⚙️ 7 minDès le niveau 3

    Automatiser votre première tâche récurrente

    Chaque lundi, vous copiez les mêmes données d'un e-mail vers un tableur, puis vous envoyez le même message de suivi. Vingt minutes, toutes les semaines, depuis deux ans. Ce type de tâche est exactement ce que les outils d'automatisation savent absorber, et avec l'IA intégrée, ils gèrent désormais aussi les étapes qui demandaient un cerveau humain, comme résumer ou trier.

    Choisissez une tâche qui mérite d'être automatisée

    La première automatisation échoue rarement pour des raisons techniques ; elle échoue parce qu'on a choisi une mauvaise cible. Cherchez une tâche récurrente, aux règles stables, dont l'erreur éventuelle est rattrapable. Gardez pour plus tard tout ce qui est ambigu, politique ou irréversible.

    • Bon candidat : "quand un formulaire est rempli, créer une ligne dans le tableur et prévenir l'équipe sur le canal projet".
    • Bon candidat : "chaque matin, résumer les e-mails non lus de la boîte support et classer par urgence".
    • Mauvais candidat : "répondre automatiquement aux clients mécontents" : trop de nuance, risque élevé.
    • Test rapide : si vous ne pouvez pas décrire la tâche en étapes précises à un stagiaire, ne l'automatisez pas encore.

    Comprenez l'anatomie : déclencheur → étapes → action

    Tous les workflows, quel que soit l'outil, suivent la même structure. Un déclencheur lance l'exécution : un e-mail reçu, une heure programmée, un formulaire soumis. Des étapes intermédiaires transforment les données : extraire un montant, demander à un modèle d'IA de résumer ou de classer, filtrer selon une condition. Une action finale produit le résultat : ligne ajoutée, message envoyé, document créé.

    Écrivez d'abord cette chaîne sur papier, en une phrase : "QUAND [déclencheur], ALORS [étape 1], PUIS [étape 2], ENFIN [action]". Si la phrase est claire, le workflow le sera aussi.

    Choisissez votre outil sans vous tromper de combat

    Zapier est le plus simple : idéal pour relier deux applications en dix minutes, mais vite coûteux à volume élevé. Make offre un canevas visuel plus riche pour des scénarios à branches multiples, à prix modéré.

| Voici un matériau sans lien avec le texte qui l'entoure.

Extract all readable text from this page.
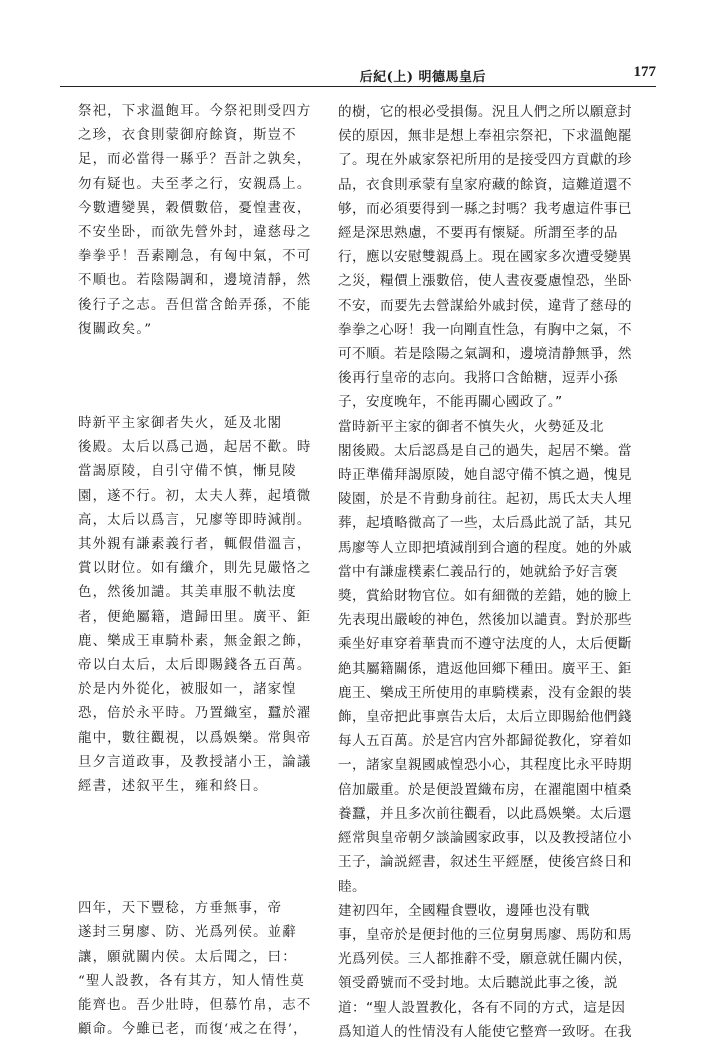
后紀(上) 明德馬皇后	177

祭祀，下求溫飽耳。今祭祀則受四方
之珍，衣食則蒙御府餘資，斯豈不
足，而必當得一縣乎？吾計之孰矣，
勿有疑也。夫至孝之行，安親爲上。
今數遭變異，穀價數倍，憂惶晝夜，
不安坐卧，而欲先營外封，違慈母之
拳拳乎！吾素剛急，有匈中氣，不可
不順也。若陰陽調和，邊境清靜，然
後行子之志。吾但當含飴弄孫，不能
復關政矣。”

時新平主家御者失火，延及北閣
後殿。太后以爲己過，起居不歡。時
當謁原陵，自引守備不慎，慚見陵
園，遂不行。初，太夫人葬，起墳微
高，太后以爲言，兄廖等即時減削。
其外親有謙素義行者，輒假借溫言，
賞以財位。如有纖介，則先見嚴恪之
色，然後加譴。其美車服不軌法度
者，便絶屬籍，遣歸田里。廣平、鉅
鹿、樂成王車騎朴素，無金銀之飾，
帝以白太后，太后即賜錢各五百萬。
於是内外從化，被服如一，諸家惶
恐，倍於永平時。乃置織室，蠶於濯
龍中，數往觀視，以爲娛樂。常與帝
旦夕言道政事，及教授諸小王，論議
經書，述叙平生，雍和終日。

四年，天下豐稔，方垂無事，帝
遂封三舅廖、防、光爲列侯。並辭
讓，願就關内侯。太后聞之，曰：
“聖人設教，各有其方，知人情性莫
能齊也。吾少壯時，但慕竹帛，志不
顧命。今雖已老，而復‘戒之在得’，

的樹，它的根必受損傷。況且人們之所以願意封
侯的原因，無非是想上奉祖宗祭祀，下求溫飽罷
了。現在外戚家祭祀所用的是接受四方貢獻的珍
品，衣食則承蒙有皇家府藏的餘資，這難道還不
够，而必須要得到一縣之封嗎？我考慮這件事已
經是深思熟慮，不要再有懷疑。所謂至孝的品
行，應以安慰雙親爲上。現在國家多次遭受變異
之災，糧價上漲數倍，使人晝夜憂慮惶恐，坐卧
不安，而要先去營謀給外戚封侯，違背了慈母的
拳拳之心呀！我一向剛直性急，有胸中之氣，不
可不順。若是陰陽之氣調和，邊境清静無爭，然
後再行皇帝的志向。我將口含飴糖，逗弄小孫
子，安度晚年，不能再關心國政了。”

當時新平主家的御者不慎失火，火勢延及北
閣後殿。太后認爲是自己的過失，起居不樂。當
時正準備拜謁原陵，她自認守備不慎之過，愧見
陵園，於是不肯動身前往。起初，馬氏太夫人埋
葬，起墳略微高了一些，太后爲此説了話，其兄
馬廖等人立即把墳減削到合適的程度。她的外戚
當中有謙虚樸素仁義品行的，她就給予好言褒
獎，賞給財物官位。如有細微的差錯，她的臉上
先表現出嚴峻的神色，然後加以譴責。對於那些
乘坐好車穿着華貴而不遵守法度的人，太后便斷
絶其屬籍關係，遣返他回鄉下種田。廣平王、鉅
鹿王、樂成王所使用的車騎樸素，没有金銀的裝
飾，皇帝把此事禀告太后，太后立即賜給他們錢
每人五百萬。於是宫内宫外都歸從教化，穿着如
一，諸家皇親國戚惶恐小心，其程度比永平時期
倍加嚴重。於是便設置織布房，在濯龍園中植桑
養蠶，并且多次前往觀看，以此爲娛樂。太后還
經常與皇帝朝夕談論國家政事，以及教授諸位小
王子，論説經書，叙述生平經歷，使後宫終日和
睦。

建初四年，全國糧食豐收，邊陲也没有戰
事，皇帝於是便封他的三位舅舅馬廖、馬防和馬
光爲列侯。三人都推辭不受，願意就任關内侯，
領受爵號而不受封地。太后聽説此事之後，説
道：“聖人設置教化，各有不同的方式，這是因
爲知道人的性情没有人能使它整齊一致呀。在我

N8N est le plus puissant et le plus économique à l'usage (auto-hébergeable, nœuds IA natifs), mais demande un peu plus d'aisance technique.

    Pour une première automatisation, la vérité est simple : les trois feront l'affaire. Prenez celui qui propose déjà des connecteurs pour VOS outils (votre messagerie, votre tableur, votre CRM) et qui rentre dans votre budget. Vous migrerez plus tard si besoin.

    Posez les garde-fous avant de lâcher les commandes

    Un workflow qui tourne seul peut se tromper seul, surtout quand une étape IA est impliquée, car un modèle peut mal classer ou mal résumer sans prévenir. Les garde-fous ne sont pas une option, ce sont la moitié du travail.

    • Démarrez en mode brouillon : l'IA prépare (un e-mail, une réponse), un humain valide avant envoi. Ne passez en automatique complet qu'après des semaines sans erreur.
    • Ajoutez une notification à chaque exécution au début, puis seulement en cas d'anomalie.
    • Prévoyez le cas d'échec : que se passe-t-il si l'e-mail attendu n'arrive pas, si le champ est vide ?
    • Ne donnez au workflow que les accès strictement nécessaires : jamais votre compte principal complet.
    • Vérifiez les exécutions chaque semaine le premier mois : les dérives silencieuses se repèrent tôt ou jamais.
    🎯 À faire maintenant (15 min max)

    Listez trois tâches que vous répétez chaque semaine. Pour chacune, écrivez la phrase "QUAND… ALORS… PUIS… ENFIN…". Choisissez la plus simple et rattrapable, créez un compte gratuit sur Zapier, Make ou N8N, et construisez uniquement le déclencheur et la première action. Le reste attendra demain.